Pada persidangan kali ini, dihadirkan 2 (dua) saksi fakta dari Jaksa Penuntut Umum (JPU) yakni Direktur Jenderal (Dirjen) BC Pusat Heri Pambudi dan mantan Direktur Impor Kementerian Perdagangan Republik Indonesia (Kemendag RI) yang saat ini menjabat sebagai Kepala Pusat Data dan Informasi (Kapusdatin) Kemendag RI Ani Mulyati untuk mendengarkan kesaksian dan keterangan dari mereka terkait pihak yang wajib memberikan kuota impor kepada importir PT Flemings dan PT Peter. Kuasa Hukum Kantor Pelayanan Umum (KPU) BC Batam Yuliana S SH MKn mengatakan, keterangan saksi Dirjen BC Pusat Heru Pambudi menjabarkan, bahwa selama masih bisa ditagih untuk kekurangan Bea Masuk (BM) bagi importir, BC Pusat menganut sistem Fiskal Recovery.
“Jadi tinggal dibuktikan saja, apakah masih ada unsur pidananya atau tidak serta terkait dengan Tugas Pokok dan Fungsi (Tupoksi) dari Kepala Bidang (Kabid) dan Kepala Seksi (Kasi) di BC, mereka berdiri sendiri-sendiri,” ujar Yuliana S SH Mkn yang didampingi rekannya Doni Martin SH ketika ditemui wartawan Madina Line.Com usai acara sidang ini.

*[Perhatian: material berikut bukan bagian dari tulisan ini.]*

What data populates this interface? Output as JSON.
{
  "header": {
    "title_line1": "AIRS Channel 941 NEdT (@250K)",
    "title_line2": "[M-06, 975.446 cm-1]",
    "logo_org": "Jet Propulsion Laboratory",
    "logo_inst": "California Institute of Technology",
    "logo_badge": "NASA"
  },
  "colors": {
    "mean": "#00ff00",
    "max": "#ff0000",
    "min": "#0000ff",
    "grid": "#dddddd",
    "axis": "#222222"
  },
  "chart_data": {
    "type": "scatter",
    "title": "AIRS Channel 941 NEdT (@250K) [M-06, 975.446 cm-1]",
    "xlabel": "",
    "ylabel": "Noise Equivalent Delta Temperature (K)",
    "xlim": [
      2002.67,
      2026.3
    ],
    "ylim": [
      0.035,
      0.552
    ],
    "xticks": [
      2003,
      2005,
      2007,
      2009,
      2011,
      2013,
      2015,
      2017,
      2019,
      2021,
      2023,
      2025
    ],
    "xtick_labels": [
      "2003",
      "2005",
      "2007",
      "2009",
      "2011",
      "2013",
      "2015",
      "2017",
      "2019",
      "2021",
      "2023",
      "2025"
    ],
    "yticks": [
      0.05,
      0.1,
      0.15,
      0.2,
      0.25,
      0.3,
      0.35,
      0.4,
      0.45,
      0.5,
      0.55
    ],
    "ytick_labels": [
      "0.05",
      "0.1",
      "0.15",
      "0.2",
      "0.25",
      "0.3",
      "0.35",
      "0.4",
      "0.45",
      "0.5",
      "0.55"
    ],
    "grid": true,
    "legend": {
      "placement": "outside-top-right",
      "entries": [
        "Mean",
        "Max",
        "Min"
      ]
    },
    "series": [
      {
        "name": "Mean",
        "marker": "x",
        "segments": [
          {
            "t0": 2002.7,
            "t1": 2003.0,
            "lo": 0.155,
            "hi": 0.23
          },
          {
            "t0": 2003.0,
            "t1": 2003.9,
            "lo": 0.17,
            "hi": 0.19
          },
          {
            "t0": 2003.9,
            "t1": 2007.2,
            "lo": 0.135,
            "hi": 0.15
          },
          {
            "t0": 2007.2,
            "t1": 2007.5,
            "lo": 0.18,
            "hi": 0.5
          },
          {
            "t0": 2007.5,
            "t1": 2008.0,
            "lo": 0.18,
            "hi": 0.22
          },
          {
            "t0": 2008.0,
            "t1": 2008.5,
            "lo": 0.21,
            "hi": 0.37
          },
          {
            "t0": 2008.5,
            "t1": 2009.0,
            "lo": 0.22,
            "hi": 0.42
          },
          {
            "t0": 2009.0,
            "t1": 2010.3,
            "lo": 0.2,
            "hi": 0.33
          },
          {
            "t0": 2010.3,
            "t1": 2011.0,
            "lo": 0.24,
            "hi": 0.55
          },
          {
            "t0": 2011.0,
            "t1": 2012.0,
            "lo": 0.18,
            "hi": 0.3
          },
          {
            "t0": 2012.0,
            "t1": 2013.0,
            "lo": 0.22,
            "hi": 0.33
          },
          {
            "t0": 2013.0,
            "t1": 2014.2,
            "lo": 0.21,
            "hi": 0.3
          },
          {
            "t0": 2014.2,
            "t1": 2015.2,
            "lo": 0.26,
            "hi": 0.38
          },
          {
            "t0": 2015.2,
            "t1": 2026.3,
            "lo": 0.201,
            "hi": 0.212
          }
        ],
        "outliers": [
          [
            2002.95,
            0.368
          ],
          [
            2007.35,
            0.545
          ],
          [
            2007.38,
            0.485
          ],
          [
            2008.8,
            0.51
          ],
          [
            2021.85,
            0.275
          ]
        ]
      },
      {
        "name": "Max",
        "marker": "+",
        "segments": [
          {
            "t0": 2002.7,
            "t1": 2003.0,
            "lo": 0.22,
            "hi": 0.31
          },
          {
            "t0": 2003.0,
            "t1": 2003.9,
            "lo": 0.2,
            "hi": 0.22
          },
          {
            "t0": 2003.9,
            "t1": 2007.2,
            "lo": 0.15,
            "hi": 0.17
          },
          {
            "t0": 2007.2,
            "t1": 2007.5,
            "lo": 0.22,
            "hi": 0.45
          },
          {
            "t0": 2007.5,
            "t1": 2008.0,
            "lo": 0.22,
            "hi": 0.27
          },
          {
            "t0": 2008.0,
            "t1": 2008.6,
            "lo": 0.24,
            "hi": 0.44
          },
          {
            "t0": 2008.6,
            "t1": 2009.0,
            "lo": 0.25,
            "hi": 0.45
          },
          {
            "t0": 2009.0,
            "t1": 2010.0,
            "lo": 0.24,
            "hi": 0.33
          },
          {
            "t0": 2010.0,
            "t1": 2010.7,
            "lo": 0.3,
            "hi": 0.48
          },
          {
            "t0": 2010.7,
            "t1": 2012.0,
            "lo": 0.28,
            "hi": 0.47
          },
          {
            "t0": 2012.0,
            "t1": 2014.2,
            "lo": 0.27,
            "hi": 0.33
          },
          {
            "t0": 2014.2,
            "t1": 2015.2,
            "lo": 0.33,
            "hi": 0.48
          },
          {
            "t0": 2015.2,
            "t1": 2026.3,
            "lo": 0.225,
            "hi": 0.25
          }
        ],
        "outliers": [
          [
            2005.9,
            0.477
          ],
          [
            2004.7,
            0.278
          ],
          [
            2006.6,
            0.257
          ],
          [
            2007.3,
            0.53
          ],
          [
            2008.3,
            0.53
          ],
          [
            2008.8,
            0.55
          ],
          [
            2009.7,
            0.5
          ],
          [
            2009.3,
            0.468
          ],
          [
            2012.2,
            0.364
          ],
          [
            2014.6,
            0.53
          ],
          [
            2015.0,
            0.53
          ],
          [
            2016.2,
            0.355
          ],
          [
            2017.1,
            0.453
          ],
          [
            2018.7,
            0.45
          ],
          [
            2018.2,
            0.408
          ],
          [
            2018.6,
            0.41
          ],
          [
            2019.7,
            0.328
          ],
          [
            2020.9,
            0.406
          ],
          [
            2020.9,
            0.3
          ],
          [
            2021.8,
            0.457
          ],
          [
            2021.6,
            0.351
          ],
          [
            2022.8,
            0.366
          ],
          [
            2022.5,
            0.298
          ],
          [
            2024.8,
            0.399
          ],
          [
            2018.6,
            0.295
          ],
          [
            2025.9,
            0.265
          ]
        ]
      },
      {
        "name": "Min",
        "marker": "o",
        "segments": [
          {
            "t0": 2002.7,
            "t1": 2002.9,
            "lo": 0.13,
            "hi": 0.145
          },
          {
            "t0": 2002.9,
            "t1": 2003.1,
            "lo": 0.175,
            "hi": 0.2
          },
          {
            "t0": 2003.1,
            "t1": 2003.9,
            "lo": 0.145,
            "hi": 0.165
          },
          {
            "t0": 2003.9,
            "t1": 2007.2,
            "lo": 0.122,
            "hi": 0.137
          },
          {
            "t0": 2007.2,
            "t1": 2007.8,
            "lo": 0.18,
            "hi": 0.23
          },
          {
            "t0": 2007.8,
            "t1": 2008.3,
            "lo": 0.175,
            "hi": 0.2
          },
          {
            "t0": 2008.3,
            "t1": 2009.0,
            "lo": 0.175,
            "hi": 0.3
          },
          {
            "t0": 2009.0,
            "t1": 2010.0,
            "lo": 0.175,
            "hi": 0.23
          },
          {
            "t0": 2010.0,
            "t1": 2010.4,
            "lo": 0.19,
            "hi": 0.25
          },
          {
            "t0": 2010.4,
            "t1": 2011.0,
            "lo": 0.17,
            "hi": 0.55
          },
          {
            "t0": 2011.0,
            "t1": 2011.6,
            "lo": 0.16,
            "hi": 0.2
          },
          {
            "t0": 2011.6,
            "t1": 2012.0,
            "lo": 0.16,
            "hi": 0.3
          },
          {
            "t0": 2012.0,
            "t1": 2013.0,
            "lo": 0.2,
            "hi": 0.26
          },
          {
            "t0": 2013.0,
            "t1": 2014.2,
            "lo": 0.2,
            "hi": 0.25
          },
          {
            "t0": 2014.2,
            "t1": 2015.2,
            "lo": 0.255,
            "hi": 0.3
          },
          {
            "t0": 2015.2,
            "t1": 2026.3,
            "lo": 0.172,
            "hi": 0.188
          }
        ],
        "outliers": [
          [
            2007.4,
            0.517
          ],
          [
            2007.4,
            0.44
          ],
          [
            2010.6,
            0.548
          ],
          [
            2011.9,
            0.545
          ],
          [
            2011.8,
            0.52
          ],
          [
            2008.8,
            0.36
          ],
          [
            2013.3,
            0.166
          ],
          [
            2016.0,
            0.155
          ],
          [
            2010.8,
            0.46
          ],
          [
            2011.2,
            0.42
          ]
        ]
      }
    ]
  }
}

Dijelaskannya, Kabid BC Pusat secara manajerial kepada Kasi dan tidak ada sangkut pautnya di dalam hal ikut campur tangan memutus dokumen kepabeanan impor barang. “Selanjutnya, kesaksian Ani Mulyati dari Kemendag RI mengatakan, bahwa dalam Peraturan Menteri Perdagangan (Permendag) RI Nomor 85 tentang Pengawasan Kuota Impor menyatakan, bahwa pihak yang berhak melakukan pengawasan barang impor adalah Kemendag RI. Kuota impor yang menentukan juga dari Kemendag RI dan kebijakan pengawasan dari Kemendag RI serta terhadap lonjakan importasi tekstil juga kepada Ani Mulyati sebagai Direktur Impor Kemendag RI yang menerbitkan Persetujuan Impor Tekstil dan Produk Tekstil (PI TPT) terhadap 2 (dua) importir PT Flemings dan PT Peter,” terangnya.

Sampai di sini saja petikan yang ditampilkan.